The Atlantic hurricane season officially ended on November 30, but additional storms could develop this month. Our team of meteorologists, along with forecasters at NOAA’s National Hurricane Center continuously monitor the tropics for storm development and activity. This time of year, we need to remain vigilant because storms tend to form more in the Gulf of Mexico.
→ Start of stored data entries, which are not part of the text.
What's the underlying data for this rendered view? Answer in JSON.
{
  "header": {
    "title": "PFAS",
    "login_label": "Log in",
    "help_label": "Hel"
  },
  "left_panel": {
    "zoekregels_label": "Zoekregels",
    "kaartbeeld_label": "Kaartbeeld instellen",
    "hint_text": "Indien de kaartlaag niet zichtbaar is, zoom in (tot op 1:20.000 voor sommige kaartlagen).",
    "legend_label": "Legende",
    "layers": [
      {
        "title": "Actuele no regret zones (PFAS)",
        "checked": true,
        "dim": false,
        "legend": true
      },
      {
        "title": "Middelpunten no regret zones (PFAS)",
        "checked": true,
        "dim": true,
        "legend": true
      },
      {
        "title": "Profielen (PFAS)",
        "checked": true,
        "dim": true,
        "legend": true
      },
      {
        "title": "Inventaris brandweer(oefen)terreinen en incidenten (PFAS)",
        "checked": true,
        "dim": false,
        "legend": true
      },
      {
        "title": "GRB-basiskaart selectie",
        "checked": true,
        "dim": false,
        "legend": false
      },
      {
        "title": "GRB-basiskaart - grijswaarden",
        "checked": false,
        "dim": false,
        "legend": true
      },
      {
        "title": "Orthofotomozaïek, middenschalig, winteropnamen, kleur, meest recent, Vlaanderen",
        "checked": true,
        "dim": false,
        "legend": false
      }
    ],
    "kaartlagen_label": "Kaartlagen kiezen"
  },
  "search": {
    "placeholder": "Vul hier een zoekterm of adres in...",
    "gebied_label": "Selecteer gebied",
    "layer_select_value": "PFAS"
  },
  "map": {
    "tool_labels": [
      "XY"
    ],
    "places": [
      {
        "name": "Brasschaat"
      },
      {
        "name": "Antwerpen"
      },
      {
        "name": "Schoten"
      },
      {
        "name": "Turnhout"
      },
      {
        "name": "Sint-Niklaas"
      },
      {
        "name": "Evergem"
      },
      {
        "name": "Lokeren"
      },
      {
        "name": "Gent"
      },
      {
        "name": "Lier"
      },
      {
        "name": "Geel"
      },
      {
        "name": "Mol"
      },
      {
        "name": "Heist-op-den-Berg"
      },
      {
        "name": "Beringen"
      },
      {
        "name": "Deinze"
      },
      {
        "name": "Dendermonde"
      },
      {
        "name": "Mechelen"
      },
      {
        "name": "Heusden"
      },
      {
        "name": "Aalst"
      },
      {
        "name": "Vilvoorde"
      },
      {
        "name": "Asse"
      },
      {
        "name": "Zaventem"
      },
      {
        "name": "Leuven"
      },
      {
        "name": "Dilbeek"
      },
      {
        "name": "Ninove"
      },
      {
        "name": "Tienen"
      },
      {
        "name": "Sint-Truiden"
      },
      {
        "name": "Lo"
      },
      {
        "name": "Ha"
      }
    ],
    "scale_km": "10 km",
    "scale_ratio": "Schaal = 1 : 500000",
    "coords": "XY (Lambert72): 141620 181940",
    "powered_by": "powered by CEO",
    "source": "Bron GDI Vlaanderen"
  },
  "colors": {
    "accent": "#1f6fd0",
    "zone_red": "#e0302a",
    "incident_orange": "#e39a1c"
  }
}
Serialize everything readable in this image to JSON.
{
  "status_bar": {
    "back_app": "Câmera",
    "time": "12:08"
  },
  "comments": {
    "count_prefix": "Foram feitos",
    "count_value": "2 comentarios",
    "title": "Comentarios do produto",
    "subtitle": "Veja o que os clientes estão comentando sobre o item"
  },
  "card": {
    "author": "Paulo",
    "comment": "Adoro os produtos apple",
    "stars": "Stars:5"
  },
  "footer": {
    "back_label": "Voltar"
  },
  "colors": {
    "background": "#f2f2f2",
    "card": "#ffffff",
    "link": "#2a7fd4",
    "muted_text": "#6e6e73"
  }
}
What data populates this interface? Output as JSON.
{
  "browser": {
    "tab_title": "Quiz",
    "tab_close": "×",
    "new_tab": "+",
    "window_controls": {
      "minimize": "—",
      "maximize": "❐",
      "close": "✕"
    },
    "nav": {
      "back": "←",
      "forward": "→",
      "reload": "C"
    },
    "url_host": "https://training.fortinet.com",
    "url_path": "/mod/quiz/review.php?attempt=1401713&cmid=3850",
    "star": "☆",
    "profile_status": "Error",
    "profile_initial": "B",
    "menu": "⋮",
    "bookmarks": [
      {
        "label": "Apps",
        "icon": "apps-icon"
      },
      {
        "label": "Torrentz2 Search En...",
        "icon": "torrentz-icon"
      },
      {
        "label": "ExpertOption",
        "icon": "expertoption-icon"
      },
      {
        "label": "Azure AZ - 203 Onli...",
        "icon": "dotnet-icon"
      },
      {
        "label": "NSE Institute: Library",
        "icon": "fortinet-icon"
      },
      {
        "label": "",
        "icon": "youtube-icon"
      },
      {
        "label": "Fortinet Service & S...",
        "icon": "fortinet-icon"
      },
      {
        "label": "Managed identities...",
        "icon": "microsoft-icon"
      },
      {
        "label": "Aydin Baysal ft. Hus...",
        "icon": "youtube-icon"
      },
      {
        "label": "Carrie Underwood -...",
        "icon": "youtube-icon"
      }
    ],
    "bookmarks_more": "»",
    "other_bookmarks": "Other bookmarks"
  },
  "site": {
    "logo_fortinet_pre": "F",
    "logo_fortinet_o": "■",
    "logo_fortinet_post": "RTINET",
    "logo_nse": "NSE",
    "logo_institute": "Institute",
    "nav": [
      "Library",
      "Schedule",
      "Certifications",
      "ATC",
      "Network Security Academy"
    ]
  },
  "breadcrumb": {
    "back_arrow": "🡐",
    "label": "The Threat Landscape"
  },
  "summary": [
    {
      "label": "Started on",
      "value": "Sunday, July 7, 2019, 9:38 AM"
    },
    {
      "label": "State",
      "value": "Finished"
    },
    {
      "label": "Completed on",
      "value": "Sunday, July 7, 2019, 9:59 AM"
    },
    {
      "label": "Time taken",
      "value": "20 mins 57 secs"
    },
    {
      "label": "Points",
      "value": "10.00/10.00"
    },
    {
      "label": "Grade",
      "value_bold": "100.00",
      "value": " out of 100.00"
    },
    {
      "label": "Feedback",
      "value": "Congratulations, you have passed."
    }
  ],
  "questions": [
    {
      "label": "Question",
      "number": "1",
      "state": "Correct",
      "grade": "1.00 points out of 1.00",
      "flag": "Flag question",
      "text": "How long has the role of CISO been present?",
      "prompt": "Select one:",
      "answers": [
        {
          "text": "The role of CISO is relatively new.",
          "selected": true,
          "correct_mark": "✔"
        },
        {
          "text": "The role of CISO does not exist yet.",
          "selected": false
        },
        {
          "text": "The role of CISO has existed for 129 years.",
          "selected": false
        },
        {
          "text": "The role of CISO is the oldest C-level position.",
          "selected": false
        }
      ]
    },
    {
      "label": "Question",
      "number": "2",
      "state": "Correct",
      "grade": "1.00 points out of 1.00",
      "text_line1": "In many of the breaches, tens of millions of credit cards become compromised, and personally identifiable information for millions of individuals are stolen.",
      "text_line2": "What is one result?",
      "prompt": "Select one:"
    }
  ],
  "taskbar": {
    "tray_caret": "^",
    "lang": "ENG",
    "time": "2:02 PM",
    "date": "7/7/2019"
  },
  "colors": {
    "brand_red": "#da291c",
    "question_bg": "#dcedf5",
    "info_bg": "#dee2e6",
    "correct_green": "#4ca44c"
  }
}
If you are asking why this year has been so active, you are asking a good question. There are several factors. The Atlantic Ocean has naturally been in a warmer phase since around 1995, something called the Atlantic Multi-Decadal Oscillation. This added warmth creates more ideal conditions for hurricanes to form. We’ve also had La Nina, (ocean cooling in the eastern equatorial Pacific Ocean) which brought to a halt the strong east-driving winds blowing through the Caribbean. These winds pummel hurricanes with “wind shear.” It shears or tears apart storms or does not allow them to form. This year, they had no obstacles. We also had a strong West African monsoon season. Most powerful Atlantic hurricanes are seeded by unstable air and thunderstorms traveling west from Africa. More clouds and storm activity in West Africa are linked to favorable conditions for hurricanes.

You may have also noted that November was very warm! Indeed, it was and because of the same La Nina that gave us the active hurricane season. La Nina is not finished yet. The ocean cooling off South American changes atmospheric conditions in such a way what we will likely have a very warm and a very dry winter. I am not saying it’s not going to rain and be in the 80s every day. We will have cold periods and maybe even a shot at snow but overall, winter 2020-2021 will be warmer and drier than usual.

I hope all of you have a wonderful Christmas and I can’t wait until 2021!